In Britain there is a rich historical legacy to draw upon, which has largely been forgotten. The British Black Panthers started in 1968 and included people like Dr Althea Jones-Lecointe, Olive Morris and photographer-in-chief Neil Kenlock. The British Panthers did not condone gun use and focused on community education and anti-racist campaigns. They are part of a lost legacy of black radical activism that has strong roots in Britain. As new movements develop it is important to make connections and draw lessons from what has gone before.

Contrary to popular mythology, the Panthers in America were 60% female and featured prominent roles for women. This was particularly true in the British movement, which had strong female leadership and groups that sprang out of it such as the Black Women’s Group in 1973. Black women have been erased from the narrative of black activism and it is important we rediscover that history.

The Panthers have also helped sustain today’s movements. Their first creative fundraising activity was to sell copies of Mao’s Little Red Book to college students, and they published the Black Panther newspaper, which sold for 10 cents per copy with a peak circulation of 250,000 a week. The Panthers also raised funds from white allies and the state, but they understood that a movement cannot be independent unless it can raise its own funds. Whoever finances a group owns the organisation and this will be key as movements progress in Britain.

The newspaper was important in disseminating the political messages of the party. Mass circulation meant they had reach beyond their membership in black communities. Emory Douglas’s artwork was the perfect vehicle for spreading the ideas of the Panthers, for instance his iconic depiction of the police as pigs. Black Lives Matter has harnessed the power of social media, but this cannot replace the physical paper, which reaches the places the internet cannot. The presence of the Panthers selling the paper and engaging with the community was also important to embedding the movement at the grassroots. The revolution will not be retweeted, it will be led from the ground up by the communities who need it most.

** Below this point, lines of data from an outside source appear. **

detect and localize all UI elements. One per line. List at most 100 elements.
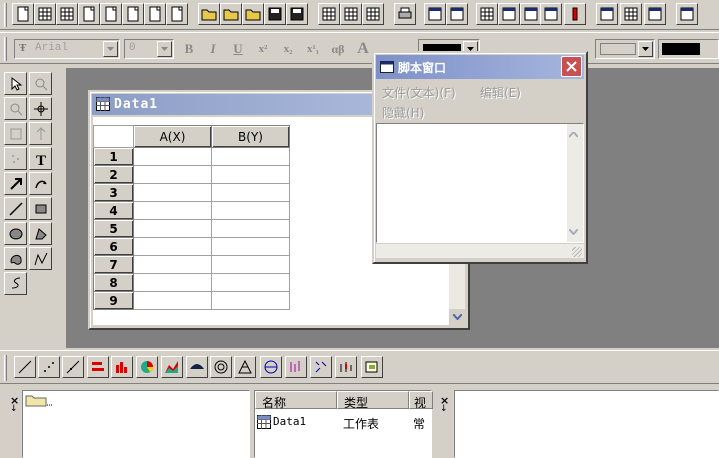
draw-data-tool[interactable] (4, 147, 27, 170)
scroll-up-button[interactable] (568, 128, 579, 141)
refresh-button[interactable] (446, 3, 468, 25)
table-cell[interactable] (133, 255, 212, 274)
smith-chart-button[interactable] (260, 356, 282, 378)
table-cell[interactable] (133, 201, 212, 220)
line-symbol-button[interactable] (62, 356, 84, 378)
row-header[interactable]: 3 (93, 183, 134, 202)
scatter-plot-button[interactable] (38, 356, 60, 378)
folder-icon[interactable] (25, 393, 55, 407)
open-button[interactable] (198, 3, 220, 25)
table-cell[interactable] (211, 201, 290, 220)
fill-color-combo[interactable] (658, 39, 719, 59)
table-row[interactable]: 7 (93, 255, 290, 274)
table-cell[interactable] (211, 183, 290, 202)
open-excel-button[interactable] (242, 3, 264, 25)
template-library-button[interactable] (361, 356, 383, 378)
column-header-a[interactable]: A(X) (133, 125, 212, 148)
new-function-button[interactable] (122, 3, 144, 25)
text-tool[interactable]: T (29, 147, 52, 170)
rectangle-tool[interactable] (29, 197, 52, 220)
font-size-combo[interactable]: 0 (124, 39, 174, 59)
format-toolbar-grip[interactable] (4, 37, 7, 61)
greek-button[interactable]: αβ (327, 38, 349, 60)
header-type[interactable]: 类型 (337, 391, 409, 410)
new-worksheet-button[interactable] (34, 3, 56, 25)
toolbar-grip[interactable] (4, 3, 7, 27)
polygon-tool[interactable] (29, 222, 52, 245)
table-cell[interactable] (211, 165, 290, 184)
save-template-button[interactable] (286, 3, 308, 25)
save-button[interactable] (264, 3, 286, 25)
table-cell[interactable] (211, 291, 290, 310)
menu-edit[interactable]: 编辑(E) (480, 84, 521, 101)
layer-zoom-button[interactable] (596, 3, 618, 25)
row-header[interactable]: 1 (93, 147, 134, 166)
open-template-button[interactable] (220, 3, 242, 25)
results-log-button[interactable] (498, 3, 520, 25)
table-cell[interactable] (211, 219, 290, 238)
table-cell[interactable] (133, 273, 212, 292)
arrow-tool[interactable] (4, 172, 27, 195)
new-project-button[interactable] (12, 3, 34, 25)
font-combo[interactable]: Ŧ Arial (14, 39, 120, 59)
region-tool[interactable] (4, 247, 27, 270)
new-matrix-button[interactable] (100, 3, 122, 25)
menu-hide[interactable]: 隐藏(H) (382, 104, 424, 121)
table-row[interactable]: 1 (93, 147, 290, 166)
script-window[interactable]: 脚本窗口 文件(文本)(F) 编辑(E) 隐藏(H) (372, 51, 588, 264)
table-row[interactable]: 9 (93, 291, 290, 310)
script-window-button[interactable] (520, 3, 542, 25)
table-cell[interactable] (211, 147, 290, 166)
project-explorer-button[interactable] (476, 3, 498, 25)
polar-plot-button[interactable] (210, 356, 232, 378)
grid-corner[interactable] (93, 125, 134, 148)
hi-lo-close-button[interactable] (285, 356, 307, 378)
subscript-button[interactable]: x₂ (277, 38, 299, 60)
menu-file[interactable]: 文件(文本)(F) (382, 84, 456, 101)
row-header[interactable]: 4 (93, 201, 134, 220)
screen-reader-tool[interactable] (29, 97, 52, 120)
freehand-tool[interactable] (4, 272, 27, 295)
header-view[interactable]: 视 (409, 391, 433, 410)
import-multiple-ascii-button[interactable] (340, 3, 362, 25)
table-cell[interactable] (133, 183, 212, 202)
worksheet-grid[interactable]: A(X) B(Y) 123456789 (93, 125, 290, 310)
line-tool[interactable] (4, 197, 27, 220)
column-header-b[interactable]: B(Y) (211, 125, 290, 148)
italic-button[interactable]: I (202, 38, 224, 60)
row-header[interactable]: 8 (93, 273, 134, 292)
row-header[interactable]: 9 (93, 291, 134, 310)
resize-grip-icon[interactable] (572, 247, 582, 257)
results-log[interactable] (454, 390, 719, 458)
circle-tool[interactable] (4, 222, 27, 245)
list-item[interactable]: Data1 工作表 常 (257, 415, 431, 431)
polyline-tool[interactable] (29, 247, 52, 270)
fill-area-button[interactable] (186, 356, 208, 378)
new-notes-button[interactable] (166, 3, 188, 25)
chevron-down-icon[interactable] (103, 41, 118, 57)
table-cell[interactable] (133, 219, 212, 238)
results-pin[interactable]: ↓ (440, 404, 448, 414)
table-cell[interactable] (211, 237, 290, 256)
script-vscroll[interactable] (567, 124, 583, 242)
graph-toolbar-grip[interactable] (4, 355, 7, 381)
area-plot-button[interactable] (161, 356, 183, 378)
scroll-down-button[interactable] (449, 309, 465, 325)
close-button[interactable] (561, 56, 582, 77)
data-selector-tool[interactable] (4, 122, 27, 145)
chevron-down-icon[interactable] (638, 41, 653, 57)
curved-arrow-tool[interactable] (29, 172, 52, 195)
table-cell[interactable] (133, 237, 212, 256)
table-cell[interactable] (211, 255, 290, 274)
data-reader-tool[interactable] (29, 122, 52, 145)
superscript-button[interactable]: x² (252, 38, 274, 60)
row-header[interactable]: 5 (93, 219, 134, 238)
supsub-button[interactable]: x¹₁ (302, 38, 324, 60)
zoom-out-tool[interactable] (4, 97, 27, 120)
import-wizard-button[interactable] (362, 3, 384, 25)
new-graph-button[interactable] (78, 3, 100, 25)
column-plot-button[interactable] (111, 356, 133, 378)
explorer-pin[interactable]: ↓ (10, 404, 18, 414)
ternary-plot-button[interactable] (234, 356, 256, 378)
code-builder-button[interactable] (540, 3, 562, 25)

The overt confrontations with police led to the Panthers being financially drained by legal fees and brutally assaulted by the state. This unfortunately led to the downfall of the movement and detracted from the grassroots activism the Panthers were leading. Today’s movements should remember that high-profile confrontations do not sustain an organisation, the first goal must be to root the struggle in the daily lives of black communities.